Pour lui, l’éducation économique d’une nation est plus importante que la simple production de valeurs, et les sacrifices d’une génération peuvent permettre de favoriser la capacité productive et la puissance des générations suivantes. En effet, Friedrich List explique qu’il faut distinguer les causes de la richesse de la richesse elle-même. Un individu peut détenir de la richesse, c’est-à-dire des valeurs échangeables, mais il deviendra pauvre s’il n’est pas capable de produire plus de valeurs qu’il n’en consomme. À l’inverse, un individu peut être pauvre, mais s’il est capable de produire au point de dépasser sa consommation, alors il deviendra riche. List juge donc que le pouvoir de créer des richesses est beaucoup plus important que la richesse elle-même, puisqu’il garantit à son détenteur la possession et l’accroissement de ce qui a déjà été acquis, mais en plus, la récupération de ce qui a été perdu.
Par ailleurs, Friedrich List a aussi mis en avant ce qu’il qualifie de stratégie anglo-saxonne (principalement de la part du Royaume-Uni et des États-Unis), à savoir le “retrait de l’échelle”. Ce dernier consiste à prôner le libre-échange aux pays européens dans le but d’écouler plus facilement la production de leur industrie, alors qu’elle a été construite à l’abri d’un système protectionniste. La parabole qu’il utilise pour désigner cette stratégie est très parlante puisqu’il demande ce que fait un individu quand il parvient au sommet d’un édifice. À cette interrogation, il répond que l’individu en question retire l’échelle pour empêcher les autres de le rejoindre.
Concrètement, il juge que la théorie du libre-échange ne sert qu’à dissimuler l’impérialisme britannique de l’époque, qui tire d’importants profits des inégalités de développement entre les nations. Au milieu du 19ème siècle, l’Angleterre écrase littéralement le monde entier de sa supériorité industrielle et commerciale. Il reproche alors aux Anglais d’avoir construit leur puissance en se protégeant par des barrières douanières, et de promouvoir ensuite les thèses du libre-échange, dès qu’ils sont assurés de dominer la planète grâce à leur puissance économique.

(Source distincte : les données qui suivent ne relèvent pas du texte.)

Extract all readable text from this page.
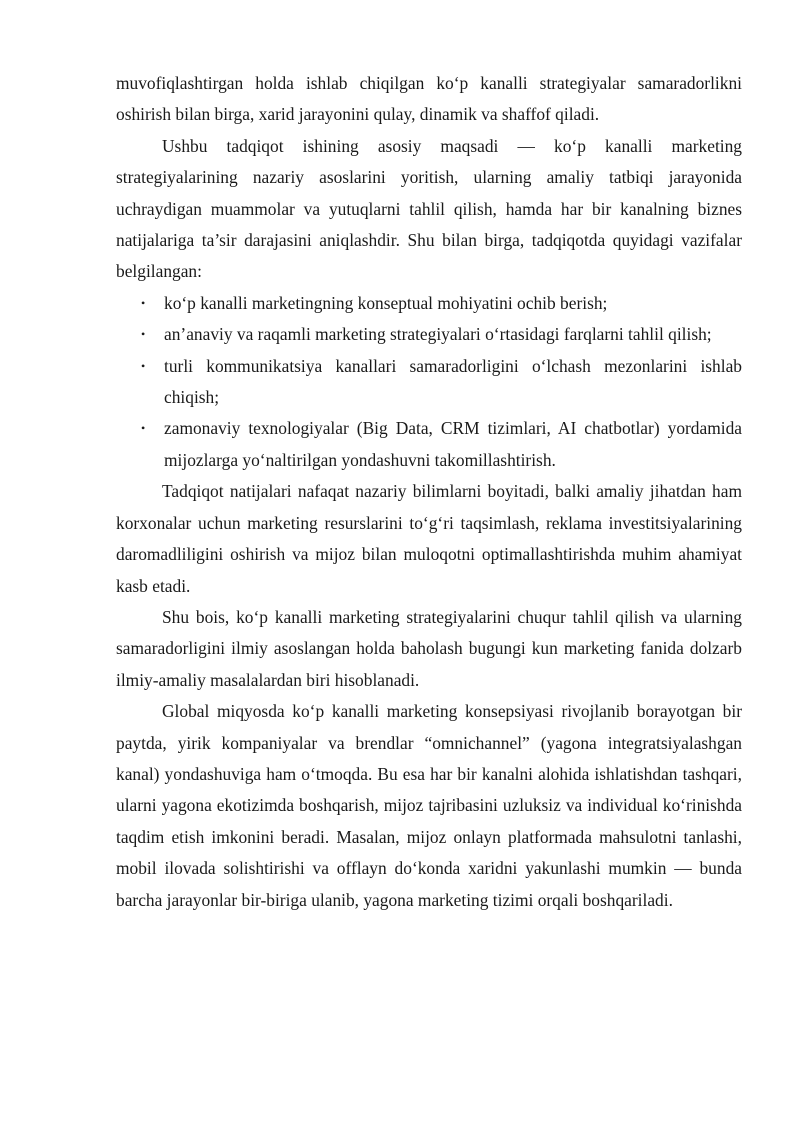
muvofiqlashtirgan holda ishlab chiqilgan ko‘p kanalli strategiyalar samaradorlikni oshirish bilan birga, xarid jarayonini qulay, dinamik va shaffof qiladi.

Ushbu tadqiqot ishining asosiy maqsadi — ko‘p kanalli marketing strategiyalarining nazariy asoslarini yoritish, ularning amaliy tatbiqi jarayonida uchraydigan muammolar va yutuqlarni tahlil qilish, hamda har bir kanalning biznes natijalariga ta’sir darajasini aniqlashdir. Shu bilan birga, tadqiqotda quyidagi vazifalar belgilangan:

• ko‘p kanalli marketingning konseptual mohiyatini ochib berish;
• an’anaviy va raqamli marketing strategiyalari o‘rtasidagi farqlarni tahlil qilish;
• turli kommunikatsiya kanallari samaradorligini o‘lchash mezonlarini ishlab chiqish;
• zamonaviy texnologiyalar (Big Data, CRM tizimlari, AI chatbotlar) yordamida mijozlarga yo‘naltirilgan yondashuvni takomillashtirish.

Tadqiqot natijalari nafaqat nazariy bilimlarni boyitadi, balki amaliy jihatdan ham korxonalar uchun marketing resurslarini to‘g‘ri taqsimlash, reklama investitsiyalarining daromadliligini oshirish va mijoz bilan muloqotni optimallashtirishda muhim ahamiyat kasb etadi.

Shu bois, ko‘p kanalli marketing strategiyalarini chuqur tahlil qilish va ularning samaradorligini ilmiy asoslangan holda baholash bugungi kun marketing fanida dolzarb ilmiy-amaliy masalalardan biri hisoblanadi.

Global miqyosda ko‘p kanalli marketing konsepsiyasi rivojlanib borayotgan bir paytda, yirik kompaniyalar va brendlar “omnichannel” (yagona integratsiyalashgan kanal) yondashuviga ham o‘tmoqda. Bu esa har bir kanalni alohida ishlatishdan tashqari, ularni yagona ekotizimda boshqarish, mijoz tajribasini uzluksiz va individual ko‘rinishda taqdim etish imkonini beradi. Masalan, mijoz onlayn platformada mahsulotni tanlashi, mobil ilovada solishtirishi va offlayn do‘konda xaridni yakunlashi mumkin — bunda barcha jarayonlar bir-biriga ulanib, yagona marketing tizimi orqali boshqariladi.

Dans son ouvrage Esquisses d’un nouveau système d’économie politique, List fait la description du procédé du dumping. C’est à cette occasion qu’il accuse les cartels, les comptoirs de vente et les trusts d’utiliser cette technique pour vendre à bas prix à l’étranger, mais en gardant tout de même des prix élevés sur le marché intérieur national.

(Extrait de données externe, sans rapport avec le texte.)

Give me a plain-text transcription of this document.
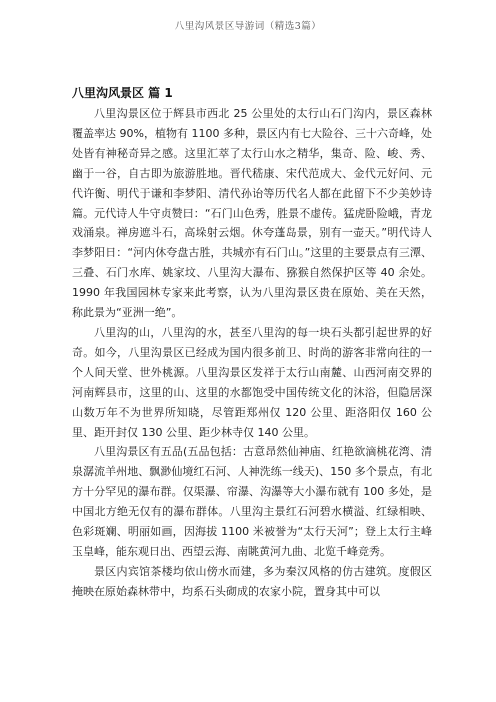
八里沟风景区导游词（精选3篇）
八里沟风景区 篇 1

八里沟景区位于辉县市西北 25 公里处的太行山石门沟内，景区森林覆盖率达 90%，植物有 1100 多种，景区内有七大险谷、三十六奇峰，处处皆有神秘奇异之感。这里汇萃了太行山水之精华，集奇、险、峻、秀、幽于一谷，自古即为旅游胜地。晋代嵇康、宋代范成大、金代元好问、元代许衡、明代于谦和李梦阳、清代孙诒等历代名人都在此留下不少美妙诗篇。元代诗人牛守贞赞曰：“石门山色秀，胜景不虚传。猛虎卧险峨，青龙戏涌泉。禅房遮斗石，高垛射云烟。休夸蓬岛景，别有一壶天。”明代诗人李梦阳日：“河内休夸盘古胜，共城亦有石门山。”这里的主要景点有三潭、三叠、石门水库、姚家坟、八里沟大瀑布、猕猴自然保护区等 40 余处。1990 年我国园林专家来此考察，认为八里沟景区贵在原始、美在天然，称此景为“亚洲一绝”。

八里沟的山，八里沟的水，甚至八里沟的每一块石头都引起世界的好奇。如今，八里沟景区已经成为国内很多前卫、时尚的游客非常向往的一个人间天堂、世外桃源。八里沟景区发祥于太行山南麓、山西河南交界的河南辉县市，这里的山、这里的水都饱受中国传统文化的沐浴，但隐居深山数万年不为世界所知晓，尽管距郑州仅 120 公里、距洛阳仅 160 公里、距开封仅 130 公里、距少林寺仅 140 公里。

八里沟景区有五品(五品包括：古意昂然仙神庙、红艳欲滴桃花湾、清泉潺流羊州地、飘渺仙境红石河、人神洗练一线天)、150 多个景点，有北方十分罕见的瀑布群。仅渠瀑、帘瀑、沟瀑等大小瀑布就有 100 多处，是中国北方绝无仅有的瀑布群体。八里沟主景红石河碧水横溢、红绿相映、色彩斑斓、明丽如画，因海拔 1100 米被誉为“太行天河”；登上太行主峰玉皇峰，能东观日出、西望云海、南眺黄河九曲、北览千峰竞秀。

景区内宾馆茶楼均依山傍水而建，多为秦汉风格的仿古建筑。度假区掩映在原始森林带中，均系石头砌成的农家小院，置身其中可以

Friedrich List, un important promoteur des chemins de fer
Friedrich List a été le plus important promoteur et soutien du développement des chemins de fer en Allemagne et une très grande partie de ses propositions sur le sujet ont été adoptées et appliquées. Il a mis en avant de nombreux avantages procurés par le développement du système ferroviaire. En effet, selon lui, c’est un moyen important de défense nationale parce qu’il permet de faciliter la concentration, la distribution et le commandement de l’armée, ce qui a été l’un des facteurs de la victoire allemande lors de la guerre de 1870.

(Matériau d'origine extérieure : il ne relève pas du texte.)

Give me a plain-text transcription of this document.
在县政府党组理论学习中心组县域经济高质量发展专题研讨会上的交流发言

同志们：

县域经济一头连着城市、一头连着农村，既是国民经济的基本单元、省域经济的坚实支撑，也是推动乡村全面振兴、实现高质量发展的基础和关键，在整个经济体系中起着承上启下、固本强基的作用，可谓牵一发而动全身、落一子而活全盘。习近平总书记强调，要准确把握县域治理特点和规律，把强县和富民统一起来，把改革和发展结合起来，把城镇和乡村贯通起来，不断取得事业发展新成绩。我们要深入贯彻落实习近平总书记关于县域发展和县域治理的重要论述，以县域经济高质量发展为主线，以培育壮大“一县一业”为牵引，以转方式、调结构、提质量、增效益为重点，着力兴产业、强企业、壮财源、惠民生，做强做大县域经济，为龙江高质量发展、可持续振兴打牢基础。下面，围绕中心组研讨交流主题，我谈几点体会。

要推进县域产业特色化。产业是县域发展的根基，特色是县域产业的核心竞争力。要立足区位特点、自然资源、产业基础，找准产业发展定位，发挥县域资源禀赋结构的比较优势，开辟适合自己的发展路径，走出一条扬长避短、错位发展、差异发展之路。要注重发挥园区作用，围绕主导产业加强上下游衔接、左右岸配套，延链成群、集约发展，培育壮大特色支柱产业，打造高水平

Le système ferroviaire favorise aussi le développement culturel de la nation en apportant le talent, la connaissance et le savoir-faire au marché. Il protège la société de la famine, améliore l’hygiène de la population en réduisant notamment la distance entre le malade et ce qui permet de le guérir. Enfin, il permet de renforcer le tissu social en rapprochant les amis et les connaissances et améliore l’esprit de la nation grâce à une meilleure connexion entre les différentes villes et les différents lieux. Ces communications favorisent l’échange de nourriture et de biens, ce qui donne au pays un sentiment d’unité. List compare le système ferroviaire à un système nerveux qui a le double avantage de renforcer l’opinion publique et le pouvoir de l’État.
Afin de financer les compagnies de chemin de fer, Friedrich List préconise l’émission d’obligations (c’est-à-dire de titres de dettes) qui seraient garanties par l’État.